The mayor of a town in southeast New Brunswick says he believes an act of vandalism was the result of community controversy about armoured vehicles and their presence in the town.
John Higham, Sackville’s mayor, says a definition of the Memorial Park needs to be clearly established.
“This debate has gotten very, very personal and some very, very strong opinions on both sides, and people are acting inappropriately.”
The vandalism, which he says was graffiti on the armoured vehicle – a Ferret – took place between Friday night and Saturday morning, he says.
“I was disgusted to see what they had done to the car,” says Doreen Richards, the president of the Sackville Legion.
But the mayor believes the incident is connected to public backlash over plans to install a second armoured vehicle in the park.
“Oh I believe so,” he says. “It would be a bit of a stretch, but it was vulgar, inappropriate vandalism, that graffiti in essence, that we haven’t seen before. So the timing seems to be linked to some of the other things that are going on.”
Town councillors in Sackville voted to accept the second vehicle, known as an AVGP Cougar, in February from the 8th Canadian Hussars, but tensions grew when the town was getting ready to install it.
Alex Thomas, a resident who lives near the park and is opposed to a second armoured vehicle being installed, says the community needs to “be really careful of what we’re putting on pedestals in our public parks.”
“I really believe that this glorifies the violence of war rather than memorializing it,” he says. “I really think there’s better ways to do that, and the cenotaph here is a really powerful piece, and I really think that such a giant vehicle in the park would detract from that.”
Thomas calls the vandalism “shameful,” saying it should be condemned. He says the graffiti wouldn’t have been from a member of the “dozens” involved in the group opposed to the second vehicle.
Richards says she’s frustrated by the debate but is confident the Cougar will be installed.
“It doesn’t glorify war; it’s a vehicle representing the army, the navy and the Air Force,” she says. “It’s there to let people these vehicles; it’s a memorial park, it’s for the veterans, it’s not a play park.”
The mayor says the fundamental of the debate is about a passion for the community.

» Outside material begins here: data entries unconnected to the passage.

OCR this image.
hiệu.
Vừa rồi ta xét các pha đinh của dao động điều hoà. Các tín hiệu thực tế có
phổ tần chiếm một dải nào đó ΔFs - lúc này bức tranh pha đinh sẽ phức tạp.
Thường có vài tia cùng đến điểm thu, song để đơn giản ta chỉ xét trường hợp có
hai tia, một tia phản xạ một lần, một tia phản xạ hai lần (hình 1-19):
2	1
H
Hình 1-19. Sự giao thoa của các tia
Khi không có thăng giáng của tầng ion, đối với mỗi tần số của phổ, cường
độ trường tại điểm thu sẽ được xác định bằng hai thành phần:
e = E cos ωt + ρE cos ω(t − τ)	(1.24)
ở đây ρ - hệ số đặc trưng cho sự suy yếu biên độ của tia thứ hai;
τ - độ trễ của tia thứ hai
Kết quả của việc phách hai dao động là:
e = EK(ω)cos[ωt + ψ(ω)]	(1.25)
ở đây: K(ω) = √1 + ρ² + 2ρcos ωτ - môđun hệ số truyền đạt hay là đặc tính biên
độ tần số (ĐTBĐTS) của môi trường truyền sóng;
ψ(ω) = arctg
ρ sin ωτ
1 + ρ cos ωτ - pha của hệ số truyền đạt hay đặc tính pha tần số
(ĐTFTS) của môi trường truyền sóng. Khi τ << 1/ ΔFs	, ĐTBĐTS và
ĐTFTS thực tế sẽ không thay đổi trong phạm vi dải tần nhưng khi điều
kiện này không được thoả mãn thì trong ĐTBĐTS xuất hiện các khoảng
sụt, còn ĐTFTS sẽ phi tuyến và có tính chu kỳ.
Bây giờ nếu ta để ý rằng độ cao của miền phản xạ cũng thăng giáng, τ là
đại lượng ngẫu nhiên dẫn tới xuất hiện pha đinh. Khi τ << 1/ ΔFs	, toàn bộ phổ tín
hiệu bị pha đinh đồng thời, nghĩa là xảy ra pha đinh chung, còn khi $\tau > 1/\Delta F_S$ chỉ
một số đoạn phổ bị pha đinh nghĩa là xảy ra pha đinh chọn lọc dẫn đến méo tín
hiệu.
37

“The irony of all this is, this is why people fought for wars, was to have this kind of a democratic discussion.”
But, he says the graffiti and some online threats are very disappointing.
The plan remains to put in the second vehicle, he says, but councillors will hear public presentations from both sides of the debate at their first meeting in July.
Sackville RCMP didn’t return calls for this story.